Balance is achieved thanks to a complex neuromuscular process, which allows us to develop a kind of mental coordinates of the environment and our body.
The origin of vertigo is found in the Latin word “verteré”, which means “to turn around or turn”. As such, vertigo represents a false sensation of movement of our body or our environment. Vertigo is a sign that is directly related to numerous diseases, so it becomes an alarm signal sent by the brain when there is any alteration that prevents or hinders the maintenance of this balance. On many occasions, when vertigo is very intense, it is directly associated with other manifestations, such as sweating, dizziness, nausea, vomiting, low blood pressure and even anxiety crises or panic attacks.
What causes vertigo?
As such, vertigo occurs when there is no correspondence between our internal system of coordinates and the information perceived by the sensors that are in charge of our balance. One of them is the vestibular system, which is composed of the balance nerve, the labyrinth of the ear and the brain neurons that process balance information.
Main causes of vertigo
Over the course of time, more than one hundred diseases have been listed that have the capacity to cause vertigo. These include ear lesions, infectious lesions, cerebral, metabolic… However, less than ten are the most frequent, accounting for almost nine out of ten cases.
It is therefore very important that the physician – through the information transmitted by the patient and the tests performed – is able to distinguish whether the vertigo affects the brain or not. About 15% of patients with severe acute vertigo (nausea, vomiting, spinning of objects lasting for hours…) may be suffering from thrombosis or cerebral hemorrhage. However, the medical technology developed in the last two decades allows a correct and rapid diagnosis, so it is relatively easy to make an appropriate treatment.
Important epidemiological studies have indicated that vertigo may occur in five to ten percent of the population throughout life.
Benign paroxysmal positional vertigo is the most common and is caused by displacement of the otoliths in the semicircular canals of the labyrinth of the ear. This causes vertigo, which occurs abruptly, for example when getting up or changing position in bed. The treatment of this type of vertigo is simple, by “repositioning” the otoliths in their original place.

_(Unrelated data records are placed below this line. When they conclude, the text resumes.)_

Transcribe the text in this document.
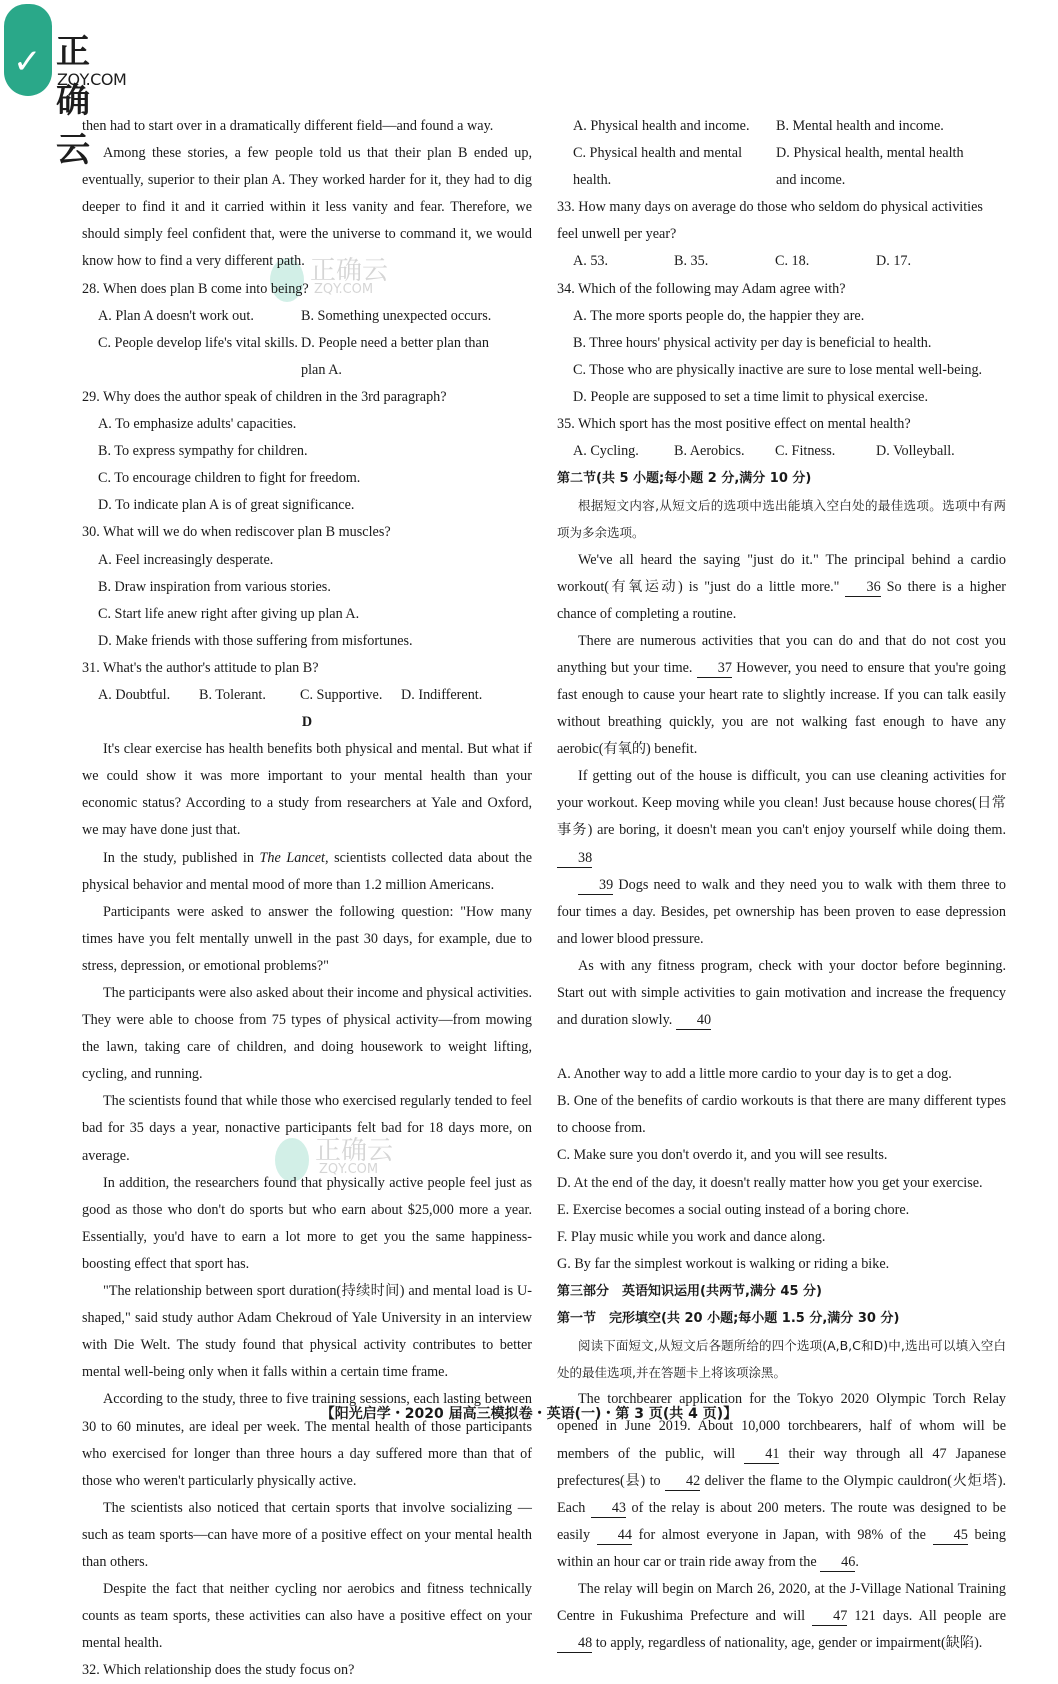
✓ 正确云
ZQY.COM
正确云
ZQY.COM
正确云
ZQY.COM

then had to start over in a dramatically different field—and found a way.

Among these stories, a few people told us that their plan B ended up, eventually, superior to their plan A. They worked harder for it, they had to dig deeper to find it and it carried within it less vanity and fear. Therefore, we should simply feel confident that, were the universe to command it, we would know how to find a very different path.

28. When does plan B come into being?

A. Plan A doesn't work out.	B. Something unexpected occurs.
C. People develop life's vital skills. D. People need a better plan than plan A.

29. Why does the author speak of children in the 3rd paragraph?

A. To emphasize adults' capacities.

B. To express sympathy for children.

C. To encourage children to fight for freedom.

D. To indicate plan A is of great significance.

30. What will we do when rediscover plan B muscles?

A. Feel increasingly desperate.

B. Draw inspiration from various stories.

C. Start life anew right after giving up plan A.

D. Make friends with those suffering from misfortunes.

31. What's the author's attitude to plan B?

A. Doubtful.	B. Tolerant.	C. Supportive.	D. Indifferent.

D

It's clear exercise has health benefits both physical and mental. But what if we could show it was more important to your mental health than your economic status? According to a study from researchers at Yale and Oxford, we may have done just that.

In the study, published in The Lancet, scientists collected data about the physical behavior and mental mood of more than 1.2 million Americans.

Participants were asked to answer the following question: "How many times have you felt mentally unwell in the past 30 days, for example, due to stress, depression, or emotional problems?"

The participants were also asked about their income and physical activities. They were able to choose from 75 types of physical activity—from mowing the lawn, taking care of children, and doing housework to weight lifting, cycling, and running.

The scientists found that while those who exercised regularly tended to feel bad for 35 days a year, nonactive participants felt bad for 18 days more, on average.

In addition, the researchers found that physically active people feel just as good as those who don't do sports but who earn about $25,000 more a year. Essentially, you'd have to earn a lot more to get you the same happiness-boosting effect that sport has.

"The relationship between sport duration(持续时间) and mental load is U-shaped," said study author Adam Chekroud of Yale University in an interview with Die Welt. The study found that physical activity contributes to better mental well-being only when it falls within a certain time frame.

According to the study, three to five training sessions, each lasting between 30 to 60 minutes, are ideal per week. The mental health of those participants who exercised for longer than three hours a day suffered more than that of those who weren't particularly physically active.

The scientists also noticed that certain sports that involve socializing —such as team sports—can have more of a positive effect on your mental health than others.

Despite the fact that neither cycling nor aerobics and fitness technically counts as team sports, these activities can also have a positive effect on your mental health.

32. Which relationship does the study focus on?

A. Physical health and income.	B. Mental health and income.
C. Physical health and mental health.
D. Physical health, mental health and income.

33. How many days on average do those who seldom do physical activities feel unwell per year?

A. 53.	B. 35.	C. 18.	D. 17.

34. Which of the following may Adam agree with?

A. The more sports people do, the happier they are.

B. Three hours' physical activity per day is beneficial to health.

C. Those who are physically inactive are sure to lose mental well-being.

D. People are supposed to set a time limit to physical exercise.

35. Which sport has the most positive effect on mental health?

A. Cycling.	B. Aerobics.	C. Fitness.	D. Volleyball.

第二节(共 5 小题;每小题 2 分,满分 10 分)

根据短文内容,从短文后的选项中选出能填入空白处的最佳选项。选项中有两项为多余选项。

We've all heard the saying "just do it." The principal behind a cardio workout(有氧运动) is "just do a little more." 36 So there is a higher chance of completing a routine.

There are numerous activities that you can do and that do not cost you anything but your time. 37 However, you need to ensure that you're going fast enough to cause your heart rate to slightly increase. If you can talk easily without breathing quickly, you are not walking fast enough to have any aerobic(有氧的) benefit.

If getting out of the house is difficult, you can use cleaning activities for your workout. Keep moving while you clean! Just because house chores(日常事务) are boring, it doesn't mean you can't enjoy yourself while doing them. 38

39 Dogs need to walk and they need you to walk with them three to four times a day. Besides, pet ownership has been proven to ease depression and lower blood pressure.

As with any fitness program, check with your doctor before beginning. Start out with simple activities to gain motivation and increase the frequency and duration slowly. 40

A. Another way to add a little more cardio to your day is to get a dog.

B. One of the benefits of cardio workouts is that there are many different types to choose from.

C. Make sure you don't overdo it, and you will see results.

D. At the end of the day, it doesn't really matter how you get your exercise.

E. Exercise becomes a social outing instead of a boring chore.

F. Play music while you work and dance along.

G. By far the simplest workout is walking or riding a bike.

第三部分　英语知识运用(共两节,满分 45 分)

第一节　完形填空(共 20 小题;每小题 1.5 分,满分 30 分)

阅读下面短文,从短文后各题所给的四个选项(A,B,C和D)中,选出可以填入空白处的最佳选项,并在答题卡上将该项涂黑。

The torchbearer application for the Tokyo 2020 Olympic Torch Relay opened in June 2019. About 10,000 torchbearers, half of whom will be members of the public, will 41 their way through all 47 Japanese prefectures(县) to 42 deliver the flame to the Olympic cauldron(火炬塔). Each 43 of the relay is about 200 meters. The route was designed to be easily 44 for almost everyone in Japan, with 98% of the 45 being within an hour car or train ride away from the 46.

The relay will begin on March 26, 2020, at the J-Village National Training Centre in Fukushima Prefecture and will 47 121 days. All people are 48 to apply, regardless of nationality, age, gender or impairment(缺陷).

【阳光启学・2020 届高三模拟卷・英语(一)・第 3 页(共 4 页)】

The second main cause of vertigo today is migraine, which has the capacity to create a very intense headache, being more common in women. A good number of these patients develop vertigo during their migraine attacks, which, together with the severe headache, makes it very difficult for the sufferer. Dietary measures and anti-migraine treatment should be sufficient to cure this vertigo.

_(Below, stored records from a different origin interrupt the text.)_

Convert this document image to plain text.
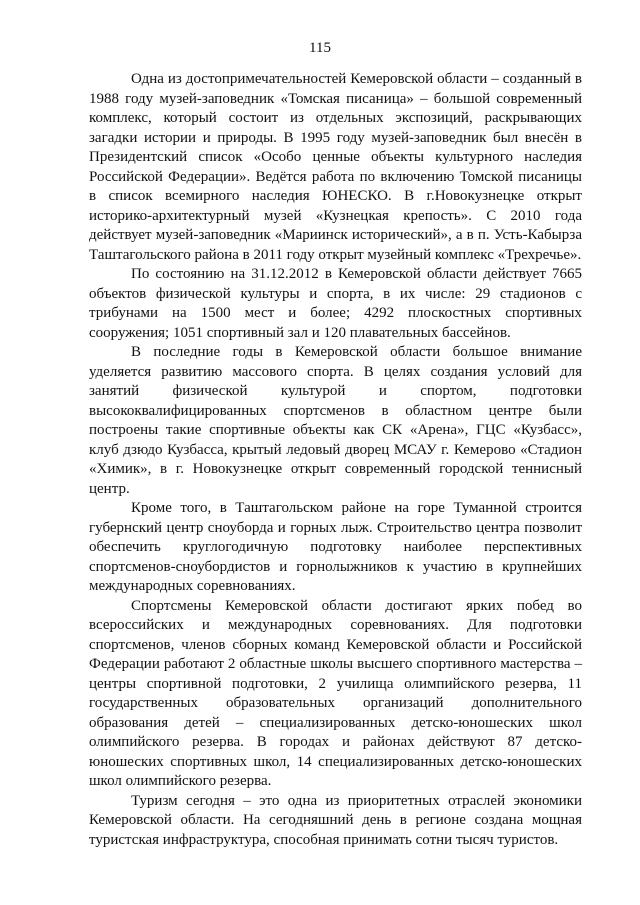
115

Одна из достопримечательностей Кемеровской области – созданный в 1988 году музей-заповедник «Томская писаница» – большой современный комплекс, который состоит из отдельных экспозиций, раскрывающих загадки истории и природы. В 1995 году музей-заповедник был внесён в Президентский список «Особо ценные объекты культурного наследия Российской Федерации». Ведётся работа по включению Томской писаницы в список всемирного наследия ЮНЕСКО. В г.Новокузнецке открыт историко-архитектурный музей «Кузнецкая крепость». С 2010 года действует музей-заповедник «Мариинск исторический», а в п. Усть-Кабырза Таштагольского района в 2011 году открыт музейный комплекс «Трехречье».

По состоянию на 31.12.2012 в Кемеровской области действует 7665 объектов физической культуры и спорта, в их числе: 29 стадионов с трибунами на 1500 мест и более; 4292 плоскостных спортивных сооружения; 1051 спортивный зал и 120 плавательных бассейнов.

В последние годы в Кемеровской области большое внимание уделяется развитию массового спорта. В целях создания условий для занятий физической культурой и спортом, подготовки высококвалифицированных спортсменов в областном центре были построены такие спортивные объекты как СК «Арена», ГЦС «Кузбасс», клуб дзюдо Кузбасса, крытый ледовый дворец МСАУ г. Кемерово «Стадион «Химик», в г. Новокузнецке открыт современный городской теннисный центр.

Кроме того, в Таштагольском районе на горе Туманной строится губернский центр сноуборда и горных лыж. Строительство центра позволит обеспечить круглогодичную подготовку наиболее перспективных спортсменов-сноубордистов и горнолыжников к участию в крупнейших международных соревнованиях.

Спортсмены Кемеровской области достигают ярких побед во всероссийских и международных соревнованиях. Для подготовки спортсменов, членов сборных команд Кемеровской области и Российской Федерации работают 2 областные школы высшего спортивного мастерства – центры спортивной подготовки, 2 училища олимпийского резерва, 11 государственных образовательных организаций дополнительного образования детей – специализированных детско-юношеских школ олимпийского резерва. В городах и районах действуют 87 детско-юношеских спортивных школ, 14 специализированных детско-юношеских школ олимпийского резерва.

Туризм сегодня – это одна из приоритетных отраслей экономики Кемеровской области. На сегодняшний день в регионе создана мощная туристская инфраструктура, способная принимать сотни тысяч туристов.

Ménière’s disease is another common disorder associated with vertigo. Characteristic of this disease is vertigo associated with tinnitus in one ear, as well as sudden hearing loss. Currently there are numerous treatment options, either medical or surgical, which allow the patient to lead a practically normal life.

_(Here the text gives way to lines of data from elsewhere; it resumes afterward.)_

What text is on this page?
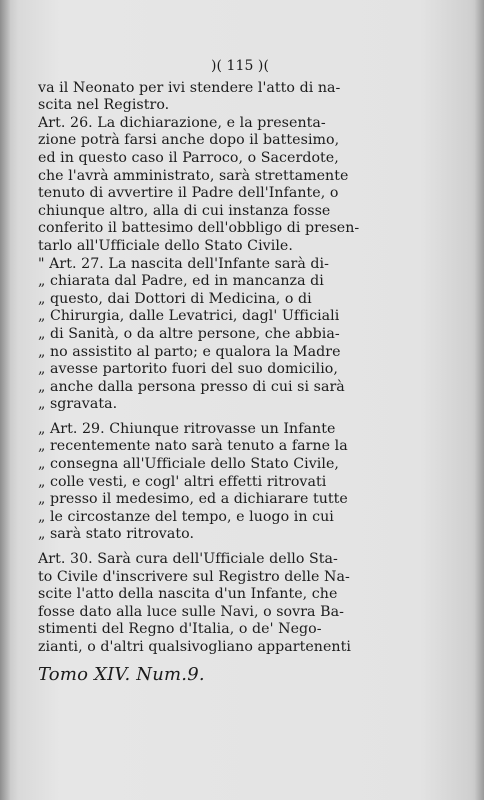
)( 115 )(
va il Neonato per ivi stendere l'atto di na-
scita nel Registro.
Art. 26. La dichiarazione, e la presenta-
zione potrà farsi anche dopo il battesimo,
ed in questo caso il Parroco, o Sacerdote,
che l'avrà amministrato, sarà strettamente
tenuto di avvertire il Padre dell'Infante, o
chiunque altro, alla di cui instanza fosse
conferito il battesimo dell'obbligo di presen-
tarlo all'Ufficiale dello Stato Civile.
" Art. 27. La nascita dell'Infante sarà di-
„ chiarata dal Padre, ed in mancanza di
„ questo, dai Dottori di Medicina, o di
„ Chirurgia, dalle Levatrici, dagl' Ufficiali
„ di Sanità, o da altre persone, che abbia-
„ no assistito al parto; e qualora la Madre
„ avesse partorito fuori del suo domicilio,
„ anche dalla persona presso di cui si sarà
„ sgravata.
„ Art. 29. Chiunque ritrovasse un Infante
„ recentemente nato sarà tenuto a farne la
„ consegna all'Ufficiale dello Stato Civile,
„ colle vesti, e cogl' altri effetti ritrovati
„ presso il medesimo, ed a dichiarare tutte
„ le circostanze del tempo, e luogo in cui
„ sarà stato ritrovato.
Art. 30. Sarà cura dell'Ufficiale dello Sta-
to Civile d'inscrivere sul Registro delle Na-
scite l'atto della nascita d'un Infante, che
fosse dato alla luce sulle Navi, o sovra Ba-
stimenti del Regno d'Italia, o de' Nego-
zianti, o d'altri qualsivogliano appartenenti
Tomo XIV. Num.9.
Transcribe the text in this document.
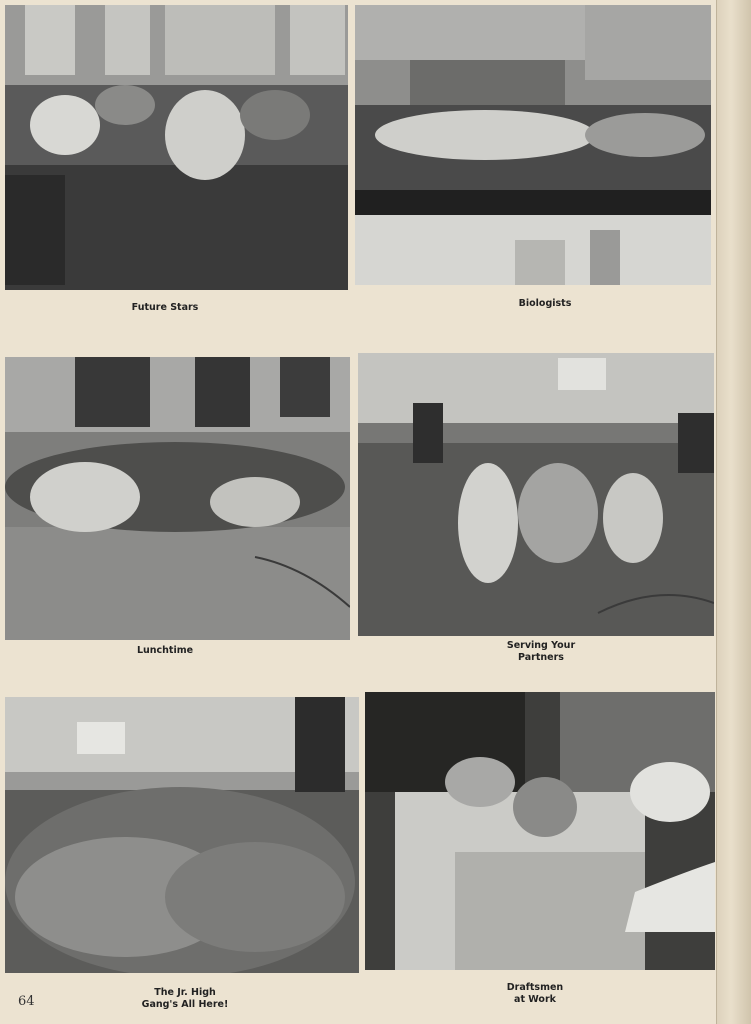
Future Stars	Biologists
Lunchtime	Serving Your
Partners
The Jr. High
Gang's All Here!
Draftsmen
at Work
64
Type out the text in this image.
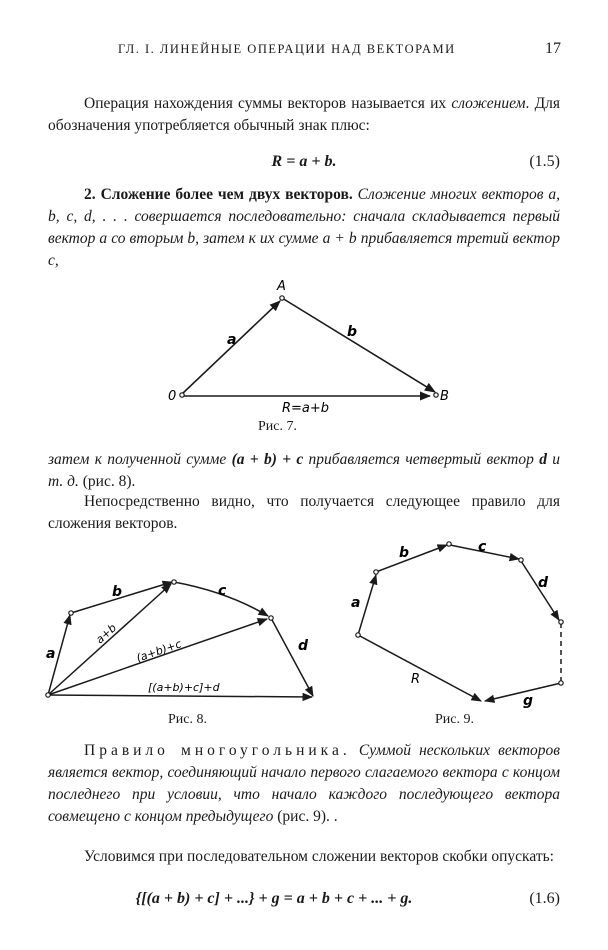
ГЛ. I. ЛИНЕЙНЫЕ ОПЕРАЦИИ НАД ВЕКТОРАМИ	17
Операция нахождения суммы векторов называется их сложением. Для обозначения употребляется обычный знак плюс:
R = a + b.	(1.5)
2. Сложение более чем двух векторов. Сложение многих векторов a, b, c, d, . . . совершается последовательно: сначала складывается первый вектор a со вторым b, затем к их сумме a + b прибавляется третий вектор c,
A
0	B
a	b
R=a+b
Рис. 7.
затем к полученной сумме (a + b) + c прибавляется четвертый вектор d и т. д. (рис. 8).
Непосредственно видно, что получается следующее правило для сложения векторов.
a
b	c
d
a+b
(a+b)+c
[(a+b)+c]+d
Рис. 8.
a
b	c
d
g
R
Рис. 9.
Правило многоугольника. Суммой нескольких векторов является вектор, соединяющий начало первого слагаемого вектора с концом последнего при условии, что начало каждого последующего вектора совмещено с концом предыдущего (рис. 9). .
Условимся при последовательном сложении векторов скобки опускать:
{[(a + b) + c] + ...} + g = a + b + c + ... + g.	(1.6)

How should a person with vertigo act?
A patient with acute vertigo should visit his or her family physician for an evaluation. If this assessment leads to a cerebral origin, the patient will be referred to the emergency department, where radiological and exploratory tests will be performed.
If the origin of the vertigo is different, each disease will have its appropriate treatment. This is why it is advisable to refer the patient to an ENT specialist in vertigo. These are the so-called Otoneurology units, which have specific exploration techniques for the study of patients with vertigo.